E’ il giorno degli esami. Mercoledì 17 giugno, alle ore 8.30 avranno inizio gli esami di terza media e quelli di maturità, ovvero del secondo ciclo di istruzione. Per gli studenti più grandi sarà il ritorno in aula, dopo i lunghi mesi di lockdown e di didattica in distanza, con le nuove regole imposte dai protocolli anri-contagio e soprattutto con la nuova formula.
Un esame unico e particolare per le misure di sicurezza previste a seguito dell’emergenza sanitaria. Ma anche per le modalità di svolgimento che tengono conto della particolarità di questo anno scolastico. Ma anche un impegno importante, che coinvolge in tutta Italia poco più di 515mila tra ragazzi e ragazze (40.682 sono studenti delle paritarie); 33961 in Emilia-Romagna. In provincia di Ravenna i maturandi interessati sono 2706, di cui 2657 delle scuole statali e 20 delle paritarie, con 29 esterni.

L’esame di Stato è in versione riprogrammata, niente prova scritta e soltanto prova orale. E’ previsto un colloquio in presenza della durata di un’ora davanti ad una commissione interna, unico componente esterno il Presidente. “Ciascun candidato discuterà, in apertura di colloquio, un elaborato concernente le discipline di indirizzo, trattando un argomento – si legge nel sito del Miur – già concordato nelle scorse settimane con i docenti della classe. Prevista, poi, la discussione di un breve testo, trattato durante l’ultimo anno nell’ambito dell’insegnamento di lingua e letteratura italiana. Saranno poi analizzati materiali, coerenti con il percorso fatto, assegnati dalla commissione. In chiusura, saranno esposte le esperienze svolte nell’ambito dei Percorsi per le competenze trasversali e l’orientamento e accertate le conoscenze relative a ‘Cittadinanza e Costituzione’ secondo quanto effettivamente svolto dalla classe”.
I crediti e il voto finale si baseranno sul percorso realmente fatto dagli studenti. “Per dare il giusto peso al percorso scolastico, il credito del triennio finale è stato rivisto – ricorda il Ministero -: potrà valere fino a 60 punti, anziché 40, come prima dell’emergenza. Al colloquio orale si potranno conseguire fino a 40 punti. Il voto massimo finale possibile resta, infatti, 100/100. Si potrà ottenere la lode.

L’esame di terza media verterà, invece, su una discussione in videoconferenza. La valutazione finale terrà conto del percorso dell’ultimo anno e dell’esposizione di un elaborato, su un argomento scelto insieme ai docenti, valorizzando il percorso fatto da ogni studente.

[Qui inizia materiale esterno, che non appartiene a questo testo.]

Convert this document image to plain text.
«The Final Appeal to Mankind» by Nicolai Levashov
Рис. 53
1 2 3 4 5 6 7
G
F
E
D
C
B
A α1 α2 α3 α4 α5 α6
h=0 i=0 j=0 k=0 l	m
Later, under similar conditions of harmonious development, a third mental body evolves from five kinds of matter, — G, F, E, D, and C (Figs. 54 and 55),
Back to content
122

“A tutti gli studenti che sostengono l’esame di maturità auguro che questa fase sia un inizio più che una conclusione – ci dice Paolo Davoli, dirigente dell’Ufficio Scolastico provinciale di Ravenna – perchè spesso si pensa che, dato l’esame, si sia finito qualcosa. Invece a me piace pensare, e vorrei trasmettere questo ai ragazzi, che la maturità sia l’inizio di qualcos’altro, di qualche altro traguardo nella vita. San Gregorio di Nissa disse che ‘chi ascende non si ferma mai: va da inizio in inizio, secondo inizi che non finicono mai’. Dunque, auguro loro che questo esame sia l’avvio della loro vita futura, anche come riscatto da un periodo davvero difficile a cui tutti siamo stati costretti”.

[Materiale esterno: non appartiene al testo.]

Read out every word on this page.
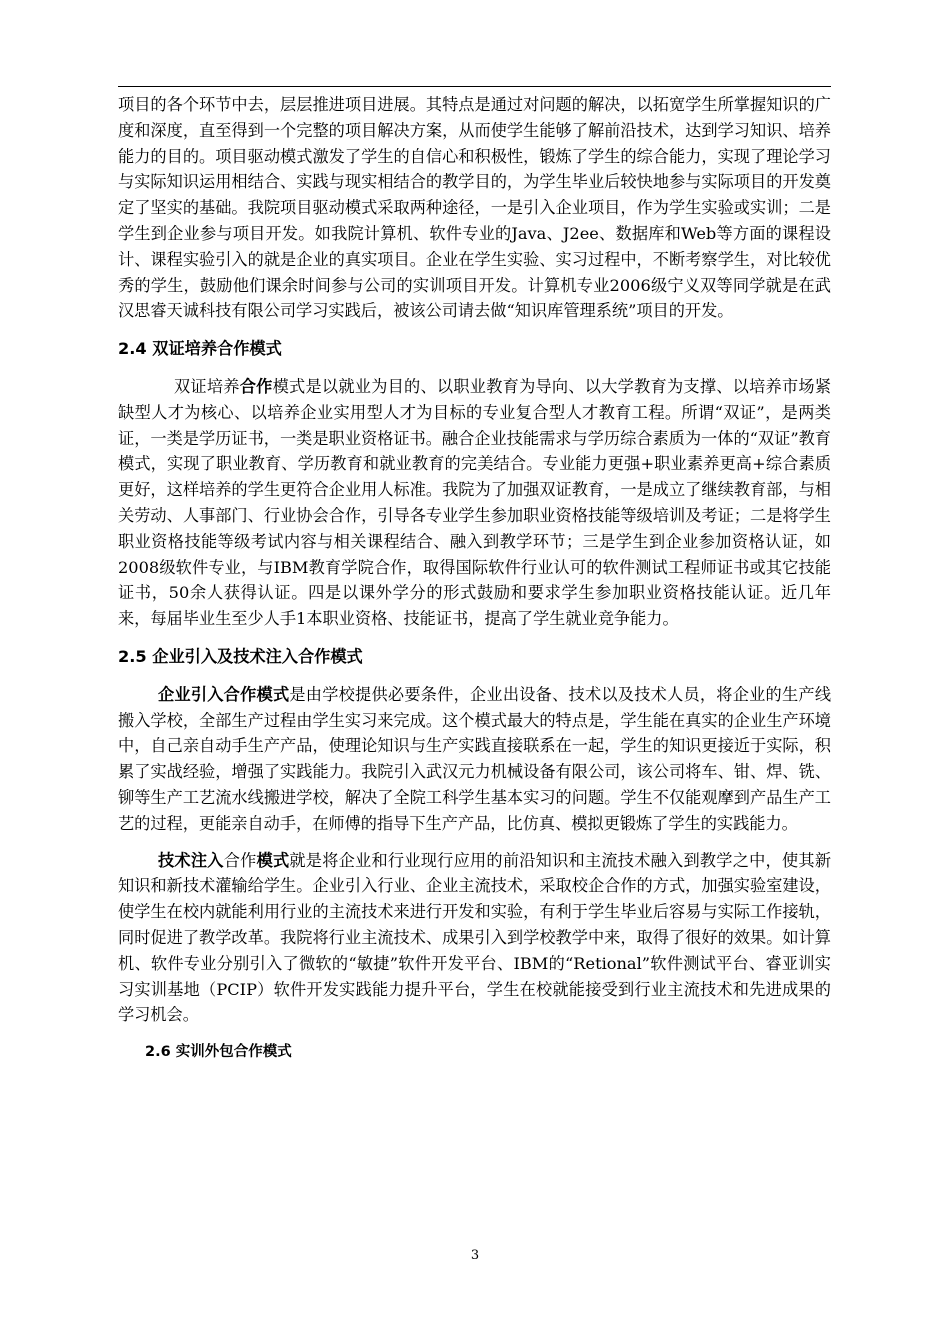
项目的各个环节中去，层层推进项目进展。其特点是通过对问题的解决，以拓宽学生所掌握知识的广度和深度，直至得到一个完整的项目解决方案，从而使学生能够了解前沿技术，达到学习知识、培养能力的目的。项目驱动模式激发了学生的自信心和积极性，锻炼了学生的综合能力，实现了理论学习与实际知识运用相结合、实践与现实相结合的教学目的，为学生毕业后较快地参与实际项目的开发奠定了坚实的基础。我院项目驱动模式采取两种途径，一是引入企业项目，作为学生实验或实训；二是学生到企业参与项目开发。如我院计算机、软件专业的Java、J2ee、数据库和Web等方面的课程设计、课程实验引入的就是企业的真实项目。企业在学生实验、实习过程中，不断考察学生，对比较优秀的学生，鼓励他们课余时间参与公司的实训项目开发。计算机专业2006级宁义双等同学就是在武汉思睿天诚科技有限公司学习实践后，被该公司请去做“知识库管理系统”项目的开发。

2.4 双证培养合作模式

双证培养合作模式是以就业为目的、以职业教育为导向、以大学教育为支撑、以培养市场紧缺型人才为核心、以培养企业实用型人才为目标的专业复合型人才教育工程。所谓“双证”，是两类证，一类是学历证书，一类是职业资格证书。融合企业技能需求与学历综合素质为一体的“双证”教育模式，实现了职业教育、学历教育和就业教育的完美结合。专业能力更强+职业素养更高+综合素质更好，这样培养的学生更符合企业用人标准。我院为了加强双证教育，一是成立了继续教育部，与相关劳动、人事部门、行业协会合作，引导各专业学生参加职业资格技能等级培训及考证；二是将学生职业资格技能等级考试内容与相关课程结合、融入到教学环节；三是学生到企业参加资格认证，如2008级软件专业，与IBM教育学院合作，取得国际软件行业认可的软件测试工程师证书或其它技能证书，50余人获得认证。四是以课外学分的形式鼓励和要求学生参加职业资格技能认证。近几年来，每届毕业生至少人手1本职业资格、技能证书，提高了学生就业竞争能力。

2.5 企业引入及技术注入合作模式

企业引入合作模式是由学校提供必要条件，企业出设备、技术以及技术人员，将企业的生产线搬入学校，全部生产过程由学生实习来完成。这个模式最大的特点是，学生能在真实的企业生产环境中，自己亲自动手生产产品，使理论知识与生产实践直接联系在一起，学生的知识更接近于实际，积累了实战经验，增强了实践能力。我院引入武汉元力机械设备有限公司，该公司将车、钳、焊、铣、铆等生产工艺流水线搬进学校，解决了全院工科学生基本实习的问题。学生不仅能观摩到产品生产工艺的过程，更能亲自动手，在师傅的指导下生产产品，比仿真、模拟更锻炼了学生的实践能力。

技术注入合作模式就是将企业和行业现行应用的前沿知识和主流技术融入到教学之中，使其新知识和新技术灌输给学生。企业引入行业、企业主流技术，采取校企合作的方式，加强实验室建设，使学生在校内就能利用行业的主流技术来进行开发和实验，有利于学生毕业后容易与实际工作接轨，同时促进了教学改革。我院将行业主流技术、成果引入到学校教学中来，取得了很好的效果。如计算机、软件专业分别引入了微软的“敏捷”软件开发平台、IBM的“Retional”软件测试平台、睿亚训实习实训基地（PCIP）软件开发实践能力提升平台，学生在校就能接受到行业主流技术和先进成果的学习机会。

2.6 实训外包合作模式
3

E’ un pensiero diffuso che l’esame di maturità, con il ritorno sui banchi di scuola degli studenti, anche se con tutte le attenzioni del caso, sia una sorta di test per il rientro in aula per il prossimo anno scolastico. “Non sono sicuro che sia la prova generale per il rientro a settembre – osserva Davoli – perchè non abbiamo purtroppo ancora ben chiaro come sarà la situazione, però l’esame è sicuramente un pezzo di scuola ed è una prova nel senso che ci proviamo a tornare a fare scuola; è un momento che ci può aiutare a capire una serie di cose. Questo lungo periodo ci ha comunque detto che, per quanto la didattica a distanza abbia dato buoni risultati e l’Italia l’abbia fatta meglio che altri Paesi europei, dando una risposta molto migliore in una situazione di emergenza che abbiamo dovuto affrontare, la didattica in presenza è insostituibile. L’auspicio, dunque, è che a settembre si possa veramente tornare a vedere le aule piene, magari anche con meno restrizioni di adesso”.